Luing’s inaugural Atlantic Islands Festival
published this on 11:32 pm, Wednesday, 1st July, 2009Festivals| News | Comments (rss) | Respond | Ping |


This is the heart of it – a storyteller with something to talk about, people and wildlife at one with their place. Both the otter on Argyll’s Isle of Luing and storyteller Patsy Dyer in their own way express where they are. That’s the job of a storyteller, of course, because when you are is another form of where you are.
The inaugural Atlantic Islands Festival on the slate Isle of Luing – from 4th-11th July – explores the visual arts, writing, the natural environment, language and music through the prism of geopoetics – defined as being ‘concerned, fundamentally, with a relationship to the earth and with the opening of a world’.
A place like the slate islands, a place of absolute specificity side by side with timelessness could hardly have more to offer geopoetics. Worlds open endlessly here.
The programme for the festival underlines the links between the Argyll islands, with the film, Argyll’s Atlantic Islands by Isle of Kerrera director Andy Crabb setting the theme for the event on its opening day – 4th July.
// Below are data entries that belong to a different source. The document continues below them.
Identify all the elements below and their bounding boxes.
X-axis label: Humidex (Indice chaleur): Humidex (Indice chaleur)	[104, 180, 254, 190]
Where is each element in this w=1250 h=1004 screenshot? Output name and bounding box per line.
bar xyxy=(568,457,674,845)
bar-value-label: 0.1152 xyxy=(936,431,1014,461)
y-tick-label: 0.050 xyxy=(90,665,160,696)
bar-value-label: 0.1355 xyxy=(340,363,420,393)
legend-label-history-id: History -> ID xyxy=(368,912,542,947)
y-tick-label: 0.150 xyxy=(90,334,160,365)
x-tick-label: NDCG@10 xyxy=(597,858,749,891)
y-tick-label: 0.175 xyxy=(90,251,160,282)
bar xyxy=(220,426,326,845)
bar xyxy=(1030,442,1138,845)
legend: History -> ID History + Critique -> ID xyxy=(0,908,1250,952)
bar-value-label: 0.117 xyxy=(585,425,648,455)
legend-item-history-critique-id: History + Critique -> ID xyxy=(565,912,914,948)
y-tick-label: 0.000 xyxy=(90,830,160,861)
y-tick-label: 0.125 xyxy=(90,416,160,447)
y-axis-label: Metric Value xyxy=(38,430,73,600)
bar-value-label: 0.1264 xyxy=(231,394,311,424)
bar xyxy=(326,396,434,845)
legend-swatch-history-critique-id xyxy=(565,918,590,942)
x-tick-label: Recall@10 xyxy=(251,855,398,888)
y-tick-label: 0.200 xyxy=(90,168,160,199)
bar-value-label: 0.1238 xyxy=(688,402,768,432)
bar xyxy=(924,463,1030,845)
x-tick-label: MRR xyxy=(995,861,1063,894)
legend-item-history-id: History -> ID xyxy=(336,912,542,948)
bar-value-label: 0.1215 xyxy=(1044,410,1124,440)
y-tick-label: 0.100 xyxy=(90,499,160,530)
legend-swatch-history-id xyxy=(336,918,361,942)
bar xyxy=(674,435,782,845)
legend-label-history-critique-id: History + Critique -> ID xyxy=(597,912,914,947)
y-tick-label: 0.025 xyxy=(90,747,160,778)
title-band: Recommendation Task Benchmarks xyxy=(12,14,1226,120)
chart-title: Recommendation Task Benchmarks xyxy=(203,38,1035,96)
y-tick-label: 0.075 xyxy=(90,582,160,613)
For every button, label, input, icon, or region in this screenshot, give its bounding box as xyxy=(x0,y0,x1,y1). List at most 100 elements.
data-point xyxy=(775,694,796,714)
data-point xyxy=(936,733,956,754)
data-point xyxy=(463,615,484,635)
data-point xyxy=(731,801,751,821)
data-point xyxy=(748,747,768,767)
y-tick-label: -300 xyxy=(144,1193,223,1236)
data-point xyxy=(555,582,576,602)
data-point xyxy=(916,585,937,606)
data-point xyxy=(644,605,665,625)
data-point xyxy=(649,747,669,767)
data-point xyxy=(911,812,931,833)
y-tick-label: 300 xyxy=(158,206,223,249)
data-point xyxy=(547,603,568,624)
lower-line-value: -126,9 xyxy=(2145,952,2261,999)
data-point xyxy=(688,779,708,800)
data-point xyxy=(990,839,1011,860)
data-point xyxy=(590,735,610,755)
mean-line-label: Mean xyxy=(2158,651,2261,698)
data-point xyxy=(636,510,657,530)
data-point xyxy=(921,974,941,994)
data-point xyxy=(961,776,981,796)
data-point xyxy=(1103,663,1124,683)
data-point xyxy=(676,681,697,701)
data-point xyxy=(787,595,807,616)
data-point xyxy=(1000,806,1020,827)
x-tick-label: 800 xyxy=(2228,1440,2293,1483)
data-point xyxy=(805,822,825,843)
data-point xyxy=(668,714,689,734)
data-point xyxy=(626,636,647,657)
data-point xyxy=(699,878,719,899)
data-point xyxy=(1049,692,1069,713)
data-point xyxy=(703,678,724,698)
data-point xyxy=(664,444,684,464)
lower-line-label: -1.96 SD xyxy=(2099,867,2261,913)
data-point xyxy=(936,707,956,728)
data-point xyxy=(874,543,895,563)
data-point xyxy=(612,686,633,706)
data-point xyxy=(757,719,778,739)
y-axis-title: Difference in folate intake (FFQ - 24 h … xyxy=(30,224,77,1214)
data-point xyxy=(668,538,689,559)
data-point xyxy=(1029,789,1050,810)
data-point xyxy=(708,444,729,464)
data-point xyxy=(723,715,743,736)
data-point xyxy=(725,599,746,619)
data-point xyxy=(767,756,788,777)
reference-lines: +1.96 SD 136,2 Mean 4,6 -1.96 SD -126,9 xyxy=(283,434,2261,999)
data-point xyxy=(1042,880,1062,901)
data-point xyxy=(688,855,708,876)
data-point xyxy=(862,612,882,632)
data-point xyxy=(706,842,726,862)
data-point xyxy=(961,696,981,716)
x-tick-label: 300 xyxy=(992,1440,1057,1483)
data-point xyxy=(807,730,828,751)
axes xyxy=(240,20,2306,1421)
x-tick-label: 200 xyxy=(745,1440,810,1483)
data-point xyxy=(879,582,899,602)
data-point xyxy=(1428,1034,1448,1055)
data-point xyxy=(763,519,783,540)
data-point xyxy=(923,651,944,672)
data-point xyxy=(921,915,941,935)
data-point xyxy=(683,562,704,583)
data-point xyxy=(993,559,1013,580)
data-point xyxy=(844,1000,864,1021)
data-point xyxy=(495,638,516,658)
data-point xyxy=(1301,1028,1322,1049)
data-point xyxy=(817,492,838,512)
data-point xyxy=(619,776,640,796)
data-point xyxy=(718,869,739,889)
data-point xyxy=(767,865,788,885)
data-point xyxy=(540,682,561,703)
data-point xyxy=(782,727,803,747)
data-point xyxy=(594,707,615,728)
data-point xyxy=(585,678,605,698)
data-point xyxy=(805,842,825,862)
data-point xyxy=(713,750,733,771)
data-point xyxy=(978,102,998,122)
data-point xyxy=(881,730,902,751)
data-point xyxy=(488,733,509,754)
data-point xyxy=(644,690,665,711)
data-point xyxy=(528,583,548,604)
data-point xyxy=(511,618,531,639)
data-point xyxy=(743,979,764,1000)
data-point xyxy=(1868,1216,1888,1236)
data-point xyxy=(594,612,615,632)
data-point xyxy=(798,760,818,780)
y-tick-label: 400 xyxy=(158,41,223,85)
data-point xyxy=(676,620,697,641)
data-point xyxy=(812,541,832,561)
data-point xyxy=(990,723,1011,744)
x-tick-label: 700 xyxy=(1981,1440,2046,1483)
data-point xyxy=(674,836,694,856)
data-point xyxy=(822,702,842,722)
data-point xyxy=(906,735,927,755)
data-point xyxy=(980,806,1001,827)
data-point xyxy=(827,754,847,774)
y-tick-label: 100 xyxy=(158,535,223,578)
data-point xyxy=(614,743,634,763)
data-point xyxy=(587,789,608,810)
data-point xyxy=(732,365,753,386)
Then there is Jan Sutch Pickard from the Ross of Mull with writers’ night on 5th July; and the nearby Isle of Seil’s Natural History Group leading a guided walk at Ballachuan Nature Reserve on 6th July and a talk and walk on Atlantic birds and birdsong on 8th July.
Lynchpin of the festival, Normal Bissell of the Scottish Centre for Geopoetics, discusses the Poetics of Place in a session on 7th July and, with composer Mark Sheridan premieres their joint work, Atlantic islands Suite, a composition of music and poetry that features Gaelic singer, Margaret Bennett, fiddler Aidan O’Rourke and Lori Watson.
Many of the events make the nature of the festival manifest by weaving activity, thought and perception with the environments of the place. In their different ways two events express this very clearly – the slate sculpture competition on 8th July and the boat trip either to Belnahua or Eileach a Naoimh on either 9th or 11th, depending on the weather.

Starting a new event with an 8 day programme featuring more than 40 sessions could be described as ambitious or certifiable. In its exploratory and unhurried pace it is certainly confident of the depths that are in all of us, given the chance to release them.
Being at this festival will introduce you to a place in a wide variety of creative and expressive ways. It may also introduce you to yourself.
The photographs above are from the Atlantic Islands Festival website and are reproduced here by permission. They show storyteller, Patsy Dyer (top), with Jamie Whittle from Findhorn (left) and Richard Wesley from Seil (right).
- Jamie Whittle is taking a session marrying his first book White River with geopoetics.
- Richard Wesley is Chair of the Seil Natural History Group which has recently completed a Community Wildlife Garden at Seil Island Hall. This will feature in the Beechgrove Garden television programme on Wednesday 8th July on BBC1.